The modified Titanic dataset consists of the following columns:
- Pclass - ticket class
- Sex - gender of the passenger
- Age - age of passenger
- SibSp - number of siblings / spouses aboard the Titanic
- Parch - number of parents / children aboard the Titanic
- Fare - passenger fare
- Survived - survival (0 = No, 1 = Yes)

In [None]:
# Import the necessary modules and packages
import pandas as pd
from sklearn.model_selection import train_test_split as split
from sklearn.neighbors import KNeighborsClassifier
from sklearn.tree import DecisionTreeClassifier

In [None]:
# load the dataset from CSV file
df = pd.read_csv('titanic_demo.csv')

In [None]:
# Check the number of columns and rows
df.info()

In [None]:
# Randomly view 5 data samples from the dataset
df.sample(5)

In [None]:
# Check for missing data
# if there is any missing data, they must be handled first
df.isna().sum()

In [None]:
# Replace missing values with the median value
df['Age'] = df['Age'].fillna(df['Age'].median())

# Check whether there is any more missing data
df.isna().sum()

In [None]:
# Calculate descriptive statistics
df.describe()

In [None]:
# Apply one-hot encoding to convert nominal categorical data to numerical data
df2 = pd.get_dummies(df, drop_first=True)
df2.sample(5)

In [None]:
# Extract the "charges" column (targets) into y
y = df2['Survived'].values

# Delete the "charges" column
del df2['Survived']

# Extract the remaining columns (features) into X
X = df2.values

# Print the dimensions of X and y
print(f"Dimension of X: {X.shape}")
print(f"Dimension of y: {y.shape}")

In [None]:
# Split 75% of the dataset for training and the remaining 25% for testing
X_train, X_test, y_train, y_test = split(X, y, test_size=0.25, random_state=42)
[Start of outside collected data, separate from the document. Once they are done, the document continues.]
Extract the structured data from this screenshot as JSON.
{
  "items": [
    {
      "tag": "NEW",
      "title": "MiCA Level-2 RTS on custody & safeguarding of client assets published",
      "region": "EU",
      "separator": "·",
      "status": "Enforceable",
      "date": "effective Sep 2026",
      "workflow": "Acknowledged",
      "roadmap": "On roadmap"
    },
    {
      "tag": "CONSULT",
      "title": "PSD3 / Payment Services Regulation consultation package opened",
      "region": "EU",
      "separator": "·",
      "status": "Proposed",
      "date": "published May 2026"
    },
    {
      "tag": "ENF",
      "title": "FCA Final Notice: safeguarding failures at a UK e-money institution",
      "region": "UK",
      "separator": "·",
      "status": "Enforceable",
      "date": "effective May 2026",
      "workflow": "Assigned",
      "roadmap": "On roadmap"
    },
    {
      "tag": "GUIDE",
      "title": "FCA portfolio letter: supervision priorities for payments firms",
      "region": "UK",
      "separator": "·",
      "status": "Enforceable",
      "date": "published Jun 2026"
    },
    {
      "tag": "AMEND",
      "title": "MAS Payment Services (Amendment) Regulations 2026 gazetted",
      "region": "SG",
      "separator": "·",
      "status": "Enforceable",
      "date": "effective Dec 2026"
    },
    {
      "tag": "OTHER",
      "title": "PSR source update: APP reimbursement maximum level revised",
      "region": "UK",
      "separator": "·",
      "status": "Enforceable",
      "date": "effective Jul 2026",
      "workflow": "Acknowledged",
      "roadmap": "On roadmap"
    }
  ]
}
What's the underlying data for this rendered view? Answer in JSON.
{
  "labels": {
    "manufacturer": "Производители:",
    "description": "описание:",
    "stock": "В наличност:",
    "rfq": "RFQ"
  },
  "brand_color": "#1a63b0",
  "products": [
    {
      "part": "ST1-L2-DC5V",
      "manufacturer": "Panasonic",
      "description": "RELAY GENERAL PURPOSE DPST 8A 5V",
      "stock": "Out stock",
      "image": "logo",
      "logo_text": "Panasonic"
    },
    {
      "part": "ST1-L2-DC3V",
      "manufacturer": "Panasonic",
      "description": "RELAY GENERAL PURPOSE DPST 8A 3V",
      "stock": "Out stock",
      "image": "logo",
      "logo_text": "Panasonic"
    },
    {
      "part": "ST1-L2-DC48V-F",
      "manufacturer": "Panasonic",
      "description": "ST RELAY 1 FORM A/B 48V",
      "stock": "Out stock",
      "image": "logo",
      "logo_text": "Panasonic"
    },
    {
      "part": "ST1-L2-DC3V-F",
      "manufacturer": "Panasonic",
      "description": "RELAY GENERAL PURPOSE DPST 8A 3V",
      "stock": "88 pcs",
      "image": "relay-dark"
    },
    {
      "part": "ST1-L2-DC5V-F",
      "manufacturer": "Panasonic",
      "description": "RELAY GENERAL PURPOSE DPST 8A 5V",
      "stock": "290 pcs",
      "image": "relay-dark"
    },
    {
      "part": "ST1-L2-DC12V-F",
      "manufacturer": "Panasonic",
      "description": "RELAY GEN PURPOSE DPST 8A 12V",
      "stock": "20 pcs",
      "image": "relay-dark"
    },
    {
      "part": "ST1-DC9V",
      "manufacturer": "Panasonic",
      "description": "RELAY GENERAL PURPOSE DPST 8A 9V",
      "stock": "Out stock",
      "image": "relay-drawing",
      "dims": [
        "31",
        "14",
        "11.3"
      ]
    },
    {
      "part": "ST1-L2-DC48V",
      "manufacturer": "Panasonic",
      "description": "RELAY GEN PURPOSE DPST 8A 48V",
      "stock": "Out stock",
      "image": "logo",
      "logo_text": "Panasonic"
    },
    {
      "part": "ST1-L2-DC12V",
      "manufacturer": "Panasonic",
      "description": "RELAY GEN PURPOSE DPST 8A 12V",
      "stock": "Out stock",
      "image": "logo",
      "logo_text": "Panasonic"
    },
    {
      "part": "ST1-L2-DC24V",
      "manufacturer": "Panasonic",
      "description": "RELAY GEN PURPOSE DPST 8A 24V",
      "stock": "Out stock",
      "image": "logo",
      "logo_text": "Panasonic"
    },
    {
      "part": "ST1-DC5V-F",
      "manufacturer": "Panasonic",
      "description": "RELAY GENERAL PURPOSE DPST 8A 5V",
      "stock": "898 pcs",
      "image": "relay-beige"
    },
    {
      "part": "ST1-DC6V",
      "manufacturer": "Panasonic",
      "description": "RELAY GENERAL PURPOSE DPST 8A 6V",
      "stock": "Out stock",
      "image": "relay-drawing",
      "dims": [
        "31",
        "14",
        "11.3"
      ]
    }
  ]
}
# Print the number of data samples for training and testing
print(f"Number of data samples for training: {X_train.shape[0]}")
print(f"Number of data samples for testing: {X_test.shape[0]}")

In [None]:
# Train a k-NN model with the training data to predict the survivality of the passengers
knn = KNeighborsClassifier().fit(X_train, y_train)

# Evaluate the k-NN model with the testing data and print the accuracy
print(f"knn accuracy: {knn.score(X_test, y_test)}")

In [None]:
# Train a decision tree model with the training data to predict the survivality of the passengers
dtc = DecisionTreeClassifier(random_state=42).fit(X_train, y_train)

# Evaluate the decision tree model with the testing data and print the accuracy
print(f"knn accuracy: {dtc.score(X_test, y_test)}")